Enfin, et dans le cadre de la nouvelle réglementation, nous allons développer des hébergements alternatifs éco-touristiques comme des écolodges et des cabanes, C’est l’occasion pour nos visiteurs de vivre une expérience authentique, au plus près de la nature et de la culture marocaines.
Au-delà de Marrakech et Agadir, quelles sont les autres destinations qui montent?
Il est vrai que Marrakech et Agadir sont des destinations phares du Maroc, mais notre pays offre bien plus que ces deux villes emblématiques. Notre vision du tourisme marocain est beaucoup plus vaste et inclusive. Dans notre feuille de route, nous avons adopté une approche novatrice qui se concentre sur les expériences plutôt que sur des destinations spécifiques. Cette stratégie permettra à toutes les régions du Maroc de bénéficier du développement touristique. Nous développons activement une variété d’offres touristiques, allant des sports nautiques sur nos magnifiques côtes méditerranéennes et atlantiques, aux activités dans le désert mettant en valeur nos paysages sahariens uniques. Nous mettons également l’accent sur les expériences culturelles, permettant aux visiteurs de s’immerger dans notre riche patrimoine, ainsi que sur les circuits culinaires qui font découvrir la diversité et la richesse de notre gastronomie.
Pour soutenir cette diversification, nous avons considérablement amélioré la connectivité aérienne du Maroc. Nous avons ajouté 100 nouvelles routes internationales vers des destinations émergentes, ouvrant ainsi de nouvelles portes vers le Maroc.

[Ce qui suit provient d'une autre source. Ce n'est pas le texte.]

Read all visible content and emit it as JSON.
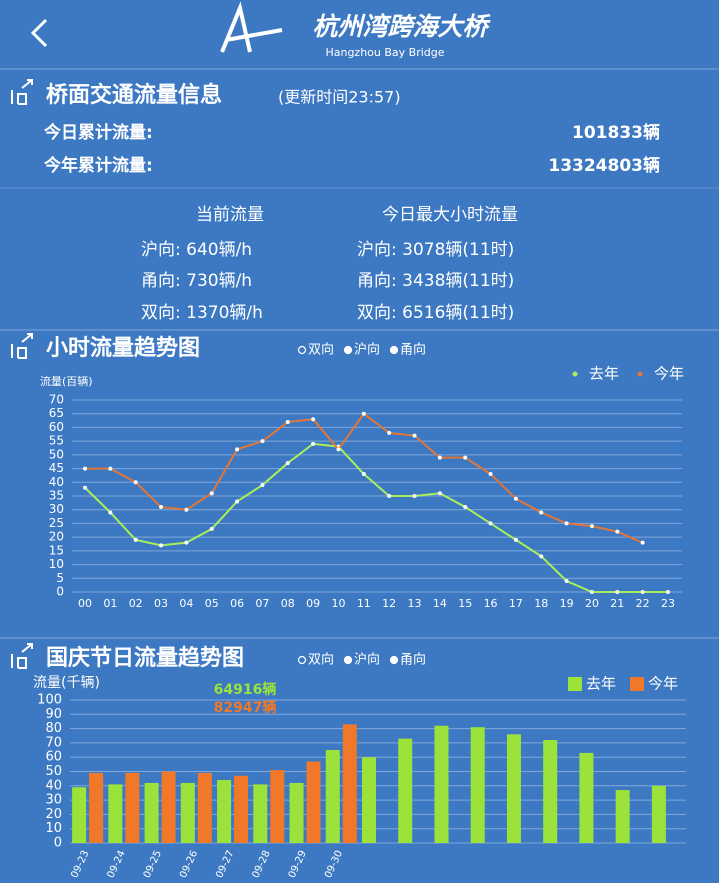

De plus, nous avons pris une décision inédite en autorisant, pour la première fois, une compagnie aérienne étrangère à opérer des vols domestiques. Cette mesure augmente la flexibilité et les options de voyage à l’intérieur du pays, et encouragent les touristes à explorer des régions moins connues du Maroc, contribuant ainsi à une répartition plus équilibrée des flux touristiques et des retombées économiques à travers le pays.